Sarah Sibley, Pusher(wo)man

Everyone has a story that starts "As long as I can remember I've been on a bike." Or, "I remember when I was 10 years old and I got my first cool bike." I do not have one of those stories. Oh sure, I had bikes - a Strawberry Shortcake big wheel, a blue Schwinn with white streamers sailing off the ends of the handlebars, an orange Trek Mountain bike in college that was nicknamed "the Burrito Runner." I was just never really into bikes growing up.

My, how things have changed. Five years ago, while living in Seattle, my husband casually asked if road riding was something I'd be into. I think my answer was "uhm, ya sure, maybe. Why?" Followed quickly by "Would I have to wear spandex?" Somehow he talked me into getting a road bike and making cycling a hobby that we would do together. "Come on, you're so good at spinning. You'll be a natural on a road bike." What a hustler!

In a matter of weeks I was on a brilliant orange Motobecane SprinTour (later nicknamed "Orange Crush"). And seconds later I was falling off the same brilliant orange Motobecane SprinTour. It was a tough learning process, but luckily bruised knees and a bruised ego didn't hold me down. I dove headfirst and fell madly in love with cycling. I trained with a few ladies and did the Seattle to Portland 200 mile ride over two days in July 2006. When I crossed that finish line, you would have thought I just won the Olympic Gold Medal. I was sobbing and smiling and hugging and high-fiving everyone around me. It was glorious.
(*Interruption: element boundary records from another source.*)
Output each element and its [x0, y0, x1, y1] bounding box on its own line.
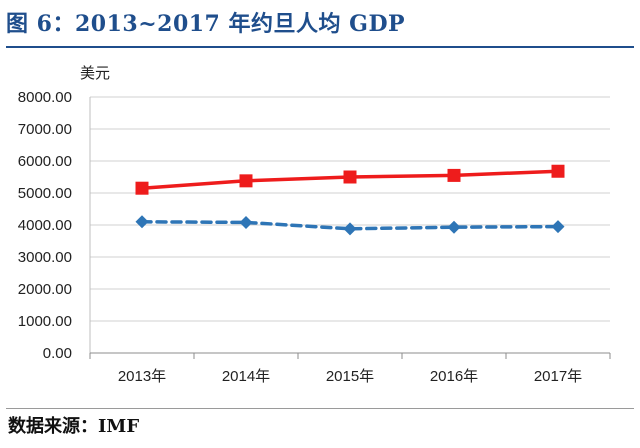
data-point-diamond — [447, 220, 461, 234]
data-point-diamond — [343, 222, 357, 236]
y-tick-label: 5000.00 — [18, 185, 72, 202]
y-tick-labels: 0.00 1000.00 2000.00 3000.00 4000.00 5000.00 6… — [18, 89, 72, 362]
chart-title: 图 6：2013~2017 年约旦人均 GDP — [6, 11, 406, 37]
x-tick-labels: 2013年 2014年 2015年 2016年 2017年 — [118, 368, 582, 385]
data-point-square — [447, 168, 461, 182]
y-tick-label: 6000.00 — [18, 153, 72, 170]
y-tick-label: 0.00 — [43, 345, 72, 362]
x-tick-label: 2014年 — [222, 368, 270, 385]
data-point-square — [343, 170, 357, 184]
data-point-diamond — [551, 220, 565, 234]
y-tick-label: 8000.00 — [18, 89, 72, 106]
title-divider — [6, 46, 634, 48]
x-tick-label: 2013年 — [118, 368, 166, 385]
y-axis-label: 美元 — [80, 65, 110, 82]
x-tick-label: 2017年 — [534, 368, 582, 385]
data-series — [135, 164, 565, 236]
x-tick-label: 2015年 — [326, 368, 374, 385]
line-chart: 美元 0.00 1000.00 2000.00 3000.00 4000.00 5000.… — [18, 65, 611, 385]
data-point-diamond — [239, 215, 253, 229]
y-tick-label: 7000.00 — [18, 121, 72, 138]
y-tick-label: 2000.00 — [18, 281, 72, 298]
data-source: 数据来源：IMF — [8, 416, 140, 437]
source-divider — [6, 408, 634, 409]
y-tick-label: 3000.00 — [18, 249, 72, 266]
data-point-square — [135, 181, 149, 195]
data-point-diamond — [135, 215, 149, 229]
y-tick-label: 4000.00 — [18, 217, 72, 234]
x-tick-label: 2016年 — [430, 368, 478, 385]
data-point-square — [239, 174, 253, 188]
data-point-square — [551, 164, 565, 178]
series-line-series-2 — [140, 220, 560, 231]
y-tick-label: 1000.00 — [18, 313, 72, 330]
Finishing last years Venus de Miles 65-mile route on Orange Crush

After that, I was hooked. Along with a few girls, we started a recreational club called "Team Girl Parts." We'd meet once a week and on the weekends to ride together - no dudes. We figured there was a lot of time to talk on rides, and it's was great way for the ladies to talk about thing you just can't with the gentlemen. Also, we all had pretty competitive male partners that seems to want to always be King of the Mountain.

I've since moved away from Seattle and Team Girl Part, but am so so so so glad to have found Venus de Miles and an awesome group of ladies to ride with. I've put almost 3000 miles on Orange Crush and can't wait to double that.
Be warned. If you're a woman, and are thinking about getting on a road bike, I'm a pusher(wo)man. I'll get you on that bike and riding if it's the last thing I do.

Sarah Sibley is a board member and ride leader for Full Cycle's Venus de Miles Club, and general badass.